Now leave the items to soak in the water for at least 10 minutes.
After a time, I gently swirl the items around in the water before emptying the sink/basin/bath and pressing the excess liquid out of the garments. Gently rinse the soap out under a running cold tap until the water runs clear. I do this one item at a time so it can be a bit time-consuming but it’s worth being thorough to ensure all the soapy residue has been washed out. Press out the water until the items are no longer dripping and then either lie them flat on a towel to dry or hang each bra from the straps on a separate coat hanger (I then hang the hangers on a curtain rail). They usually take around a day to thoroughly dry, but it depends on the warmth and humidity of the room in which they are placed.
The speedy method.
This is the technique I use when I’m in a hurry and only want to wash one or two items at a time. It’s simple – I wash my bra in the shower (not whilst wearing it, of course!).
Take the bra in the shower and rinse it through under the running water, keeping the temperature as cool as possible. Take a generous handful of baby shampoo and apply it to one of the cups of the bra, spreading the soap to the underarm area, wires, band and straps. Baby shampoo froths up really easily so it’s simple to spread the bubbles to all sections of the bra. Repeat the process on the other cup and gently rub the bra between the palms of your hands to get it clean.
Once completed, run the bra under the shower to rinse out all the soap. This shouldn’t take too long as the water pressure from the shower will get the suds out very efficiently.
When the water runs clear, I carefully squeeze out the excess liquid and pop the bra onto the bath mat while I finish off my shower. When I get out, I hang the bra on a coat hanger and leave it in my spare room to dry. Again, it usually takes around a day to dry completely. This shower washing process only takes around 5 minutes so it’s a great option if time is of the essence.
In winter months I use a dehumidifier to help my laundry dry more quickly as I don’t have a tumble dryer and of course it would not be appropriate to dry lingerie in one in any case. A dehumidifier sucks the moisture out of the air in a room, so it’s ideal for drying clothes and lingerie without damaging it. They can be fairly expensive to buy, depending on which model you choose (mine was a lower-end model at around £100), but they are a great investment and of course can come in handy if you ever get damp in your house.

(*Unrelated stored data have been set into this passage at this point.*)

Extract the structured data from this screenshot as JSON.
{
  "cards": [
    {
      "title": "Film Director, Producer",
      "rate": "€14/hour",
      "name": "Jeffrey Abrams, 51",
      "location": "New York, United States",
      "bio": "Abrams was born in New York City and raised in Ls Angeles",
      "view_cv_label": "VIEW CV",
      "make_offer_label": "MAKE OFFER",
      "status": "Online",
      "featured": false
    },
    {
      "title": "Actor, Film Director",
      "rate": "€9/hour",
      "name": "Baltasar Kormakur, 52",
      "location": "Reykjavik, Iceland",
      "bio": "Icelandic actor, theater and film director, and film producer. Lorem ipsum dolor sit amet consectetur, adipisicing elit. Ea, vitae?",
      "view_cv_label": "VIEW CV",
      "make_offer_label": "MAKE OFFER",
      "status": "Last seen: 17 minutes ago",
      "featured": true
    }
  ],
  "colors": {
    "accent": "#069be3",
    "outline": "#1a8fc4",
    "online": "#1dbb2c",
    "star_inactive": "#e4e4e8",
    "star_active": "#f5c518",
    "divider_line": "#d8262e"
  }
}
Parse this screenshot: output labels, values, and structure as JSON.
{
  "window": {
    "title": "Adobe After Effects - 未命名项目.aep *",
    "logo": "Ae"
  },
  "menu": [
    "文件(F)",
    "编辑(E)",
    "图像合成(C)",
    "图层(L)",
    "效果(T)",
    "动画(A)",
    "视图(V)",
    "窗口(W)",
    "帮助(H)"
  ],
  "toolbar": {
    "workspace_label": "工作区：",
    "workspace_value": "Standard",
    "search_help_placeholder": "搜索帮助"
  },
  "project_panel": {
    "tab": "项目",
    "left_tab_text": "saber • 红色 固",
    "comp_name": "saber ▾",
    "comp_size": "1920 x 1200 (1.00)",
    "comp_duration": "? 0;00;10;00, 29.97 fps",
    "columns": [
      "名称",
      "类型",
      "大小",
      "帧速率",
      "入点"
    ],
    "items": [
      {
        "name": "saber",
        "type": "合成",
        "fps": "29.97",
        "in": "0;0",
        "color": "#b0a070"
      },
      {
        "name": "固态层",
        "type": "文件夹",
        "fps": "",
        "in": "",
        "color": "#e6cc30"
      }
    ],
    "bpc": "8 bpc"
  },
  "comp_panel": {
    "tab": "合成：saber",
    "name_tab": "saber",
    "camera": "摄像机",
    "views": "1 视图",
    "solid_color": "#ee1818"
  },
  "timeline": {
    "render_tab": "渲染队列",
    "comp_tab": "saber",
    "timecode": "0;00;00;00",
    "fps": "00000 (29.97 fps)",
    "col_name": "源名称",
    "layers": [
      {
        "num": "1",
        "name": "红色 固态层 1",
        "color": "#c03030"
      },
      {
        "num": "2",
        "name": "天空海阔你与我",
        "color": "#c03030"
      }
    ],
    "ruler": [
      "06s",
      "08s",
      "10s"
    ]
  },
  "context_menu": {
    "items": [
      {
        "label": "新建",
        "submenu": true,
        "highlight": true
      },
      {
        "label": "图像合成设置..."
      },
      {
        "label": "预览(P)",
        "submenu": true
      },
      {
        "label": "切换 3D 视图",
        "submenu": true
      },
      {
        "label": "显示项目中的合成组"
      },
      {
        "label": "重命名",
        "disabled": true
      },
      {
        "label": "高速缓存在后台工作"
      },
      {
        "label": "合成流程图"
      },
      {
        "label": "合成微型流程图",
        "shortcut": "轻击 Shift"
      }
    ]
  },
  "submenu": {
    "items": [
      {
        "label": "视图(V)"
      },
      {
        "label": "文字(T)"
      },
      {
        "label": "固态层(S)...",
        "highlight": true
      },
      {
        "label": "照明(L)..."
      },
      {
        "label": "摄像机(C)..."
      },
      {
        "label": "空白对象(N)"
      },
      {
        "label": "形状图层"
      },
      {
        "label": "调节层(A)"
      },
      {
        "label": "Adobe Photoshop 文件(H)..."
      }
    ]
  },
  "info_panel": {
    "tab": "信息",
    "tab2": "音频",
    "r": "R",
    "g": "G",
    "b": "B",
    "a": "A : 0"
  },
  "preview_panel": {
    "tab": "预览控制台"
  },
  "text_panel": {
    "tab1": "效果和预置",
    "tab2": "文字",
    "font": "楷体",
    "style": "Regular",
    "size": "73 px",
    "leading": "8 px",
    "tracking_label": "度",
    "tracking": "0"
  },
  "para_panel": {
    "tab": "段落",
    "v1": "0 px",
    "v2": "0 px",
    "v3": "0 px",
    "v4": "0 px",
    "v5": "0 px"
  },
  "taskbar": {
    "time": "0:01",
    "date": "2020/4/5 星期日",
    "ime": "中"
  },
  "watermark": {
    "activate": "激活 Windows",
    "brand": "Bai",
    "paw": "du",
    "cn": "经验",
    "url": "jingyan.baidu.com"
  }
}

I wash my bras after every wear to ensure they stay fresh and clean. This means keeping up to date with my lingerie washing which can sometimes prove tricky but it’s worth the effort to keep these items in great condition, meaning that they will last much longer.
There are heaps of great resources available on the internet about hand-washing lingerie, including:
I hope this post has given you some tips on how best to wash lingerie. What’s your washing method of choice? Do you carefully hand-wash or are you guilty of using a washing machine as I used to? Do you think it really makes a difference?